Originally released in Spain, on Acuarela Records, in 2003, this Stateside reissue is fleshed out with new violin parts, a rare track ("For Jonathan"), and five previously unreleased live tracks with Sigur Rós sitting in, making for a whopping 10-track EP. And since the only real difference between LaValle's live and studio recordings is that the live ones have applause at the end, his elegant sonic calculus has a seamless placidity and cinematic gravity that allows for complete immersion.

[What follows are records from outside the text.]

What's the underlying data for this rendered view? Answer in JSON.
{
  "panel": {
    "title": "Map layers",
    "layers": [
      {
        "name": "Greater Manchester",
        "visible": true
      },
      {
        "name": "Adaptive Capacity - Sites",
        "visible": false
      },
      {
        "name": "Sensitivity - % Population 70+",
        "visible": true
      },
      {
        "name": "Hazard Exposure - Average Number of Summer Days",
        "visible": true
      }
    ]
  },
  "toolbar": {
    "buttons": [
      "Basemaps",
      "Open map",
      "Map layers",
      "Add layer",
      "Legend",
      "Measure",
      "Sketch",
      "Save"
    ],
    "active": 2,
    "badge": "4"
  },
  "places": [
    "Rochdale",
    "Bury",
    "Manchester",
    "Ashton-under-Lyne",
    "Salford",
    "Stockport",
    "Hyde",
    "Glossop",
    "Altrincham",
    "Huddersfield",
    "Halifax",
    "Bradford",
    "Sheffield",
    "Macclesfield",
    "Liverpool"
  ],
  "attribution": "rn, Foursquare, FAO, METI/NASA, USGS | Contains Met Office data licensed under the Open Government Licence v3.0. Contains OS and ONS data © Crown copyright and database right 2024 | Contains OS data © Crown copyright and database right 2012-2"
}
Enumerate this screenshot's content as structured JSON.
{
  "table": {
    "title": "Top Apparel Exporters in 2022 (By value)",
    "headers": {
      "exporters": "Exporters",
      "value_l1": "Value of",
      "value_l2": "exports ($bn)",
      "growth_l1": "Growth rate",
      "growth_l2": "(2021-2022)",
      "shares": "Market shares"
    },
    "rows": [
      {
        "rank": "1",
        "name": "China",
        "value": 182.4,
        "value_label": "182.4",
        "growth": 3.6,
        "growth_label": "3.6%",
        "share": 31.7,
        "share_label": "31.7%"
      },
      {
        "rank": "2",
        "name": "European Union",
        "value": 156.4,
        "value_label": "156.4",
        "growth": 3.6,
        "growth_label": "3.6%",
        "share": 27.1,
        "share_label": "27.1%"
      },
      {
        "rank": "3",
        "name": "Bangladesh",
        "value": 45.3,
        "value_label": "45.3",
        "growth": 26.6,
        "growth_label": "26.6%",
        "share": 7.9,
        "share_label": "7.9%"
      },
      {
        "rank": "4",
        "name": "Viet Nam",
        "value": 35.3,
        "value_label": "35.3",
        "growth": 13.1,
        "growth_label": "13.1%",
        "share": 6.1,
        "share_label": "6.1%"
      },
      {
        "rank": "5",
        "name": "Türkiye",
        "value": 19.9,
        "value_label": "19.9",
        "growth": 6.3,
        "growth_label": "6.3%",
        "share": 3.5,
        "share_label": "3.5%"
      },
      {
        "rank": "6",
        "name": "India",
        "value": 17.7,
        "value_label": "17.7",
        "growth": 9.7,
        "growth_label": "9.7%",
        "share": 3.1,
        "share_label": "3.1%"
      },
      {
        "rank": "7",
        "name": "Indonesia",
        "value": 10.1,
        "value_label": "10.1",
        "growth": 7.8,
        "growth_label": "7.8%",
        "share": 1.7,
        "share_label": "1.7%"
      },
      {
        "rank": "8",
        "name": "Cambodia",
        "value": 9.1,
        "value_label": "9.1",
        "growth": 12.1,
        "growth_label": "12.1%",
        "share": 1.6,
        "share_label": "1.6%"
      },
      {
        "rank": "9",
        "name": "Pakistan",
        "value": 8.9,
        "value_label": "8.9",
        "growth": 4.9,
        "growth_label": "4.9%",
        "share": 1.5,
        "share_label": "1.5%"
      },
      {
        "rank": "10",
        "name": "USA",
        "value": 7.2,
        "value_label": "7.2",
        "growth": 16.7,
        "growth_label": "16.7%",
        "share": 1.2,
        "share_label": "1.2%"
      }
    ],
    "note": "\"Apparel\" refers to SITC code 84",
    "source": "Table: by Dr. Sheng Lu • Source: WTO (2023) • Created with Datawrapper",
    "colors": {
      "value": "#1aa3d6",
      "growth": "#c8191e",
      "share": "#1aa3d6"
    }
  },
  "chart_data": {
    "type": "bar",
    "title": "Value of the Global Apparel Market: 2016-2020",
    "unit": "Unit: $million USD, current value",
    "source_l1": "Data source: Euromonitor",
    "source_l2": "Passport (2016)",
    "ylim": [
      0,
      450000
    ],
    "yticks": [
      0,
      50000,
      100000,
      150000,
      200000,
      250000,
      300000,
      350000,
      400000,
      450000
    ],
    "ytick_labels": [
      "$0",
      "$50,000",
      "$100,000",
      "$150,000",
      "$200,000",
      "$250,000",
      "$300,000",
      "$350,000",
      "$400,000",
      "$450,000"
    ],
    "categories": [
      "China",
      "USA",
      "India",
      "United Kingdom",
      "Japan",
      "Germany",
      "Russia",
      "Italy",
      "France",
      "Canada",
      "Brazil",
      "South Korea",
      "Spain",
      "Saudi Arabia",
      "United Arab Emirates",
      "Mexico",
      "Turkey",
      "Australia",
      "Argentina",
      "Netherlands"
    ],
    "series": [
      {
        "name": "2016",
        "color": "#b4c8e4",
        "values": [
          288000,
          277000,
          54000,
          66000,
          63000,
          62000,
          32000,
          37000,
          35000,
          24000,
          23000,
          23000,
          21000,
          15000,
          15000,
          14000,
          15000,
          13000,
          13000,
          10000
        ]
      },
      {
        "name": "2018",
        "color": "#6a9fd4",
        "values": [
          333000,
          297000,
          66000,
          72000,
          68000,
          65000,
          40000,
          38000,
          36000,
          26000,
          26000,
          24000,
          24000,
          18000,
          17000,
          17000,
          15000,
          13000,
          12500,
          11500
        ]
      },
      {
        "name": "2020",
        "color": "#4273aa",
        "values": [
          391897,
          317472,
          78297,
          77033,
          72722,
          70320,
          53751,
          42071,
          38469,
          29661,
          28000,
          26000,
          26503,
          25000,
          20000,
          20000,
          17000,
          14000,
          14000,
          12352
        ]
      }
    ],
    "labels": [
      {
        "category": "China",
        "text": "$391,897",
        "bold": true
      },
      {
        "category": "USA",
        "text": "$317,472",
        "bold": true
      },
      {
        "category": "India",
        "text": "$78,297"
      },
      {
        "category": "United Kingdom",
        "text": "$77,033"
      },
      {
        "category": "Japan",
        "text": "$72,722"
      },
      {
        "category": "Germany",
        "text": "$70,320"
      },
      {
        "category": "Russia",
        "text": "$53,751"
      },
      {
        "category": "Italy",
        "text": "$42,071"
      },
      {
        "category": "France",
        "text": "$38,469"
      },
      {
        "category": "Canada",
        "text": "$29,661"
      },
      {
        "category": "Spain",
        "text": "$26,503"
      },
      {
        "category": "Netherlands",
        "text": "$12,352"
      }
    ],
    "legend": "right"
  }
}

The ease of immersion makes the Seal Beach EP such a lulling siren song, and this is credit to LaValle's self-control. Indie electronica has developed a familiar dynamic-- start in tranquility, then ratchet up the drums and synths in crisp shifts of intensity until the track is galloping and hiccupping like a drunken mechanical bull. LaVelle doesn't succumb to the bombastic urge, and his ephemeral webs stretch out with a serene, meditative profundity unbroken by the non-linear impulse. Nor does he feel the need to tack superfluous noises onto his pale watercolor washes, having the confidence to let the bare essentials of song stand alone, ebbing and flowing as naturally as the tide. From the flaring static, whirring drums and contrapuntal clicktrack of "Malmo", to the gently wailing violins and pirouetting synths of "Brennivin", to the briskly accruing acoustic guitar arpeggios of "One Minute", Seal Beach EP comprises a summer jam for the North Pole, and the Album Leaf continues to set the pace for those who would politely drone.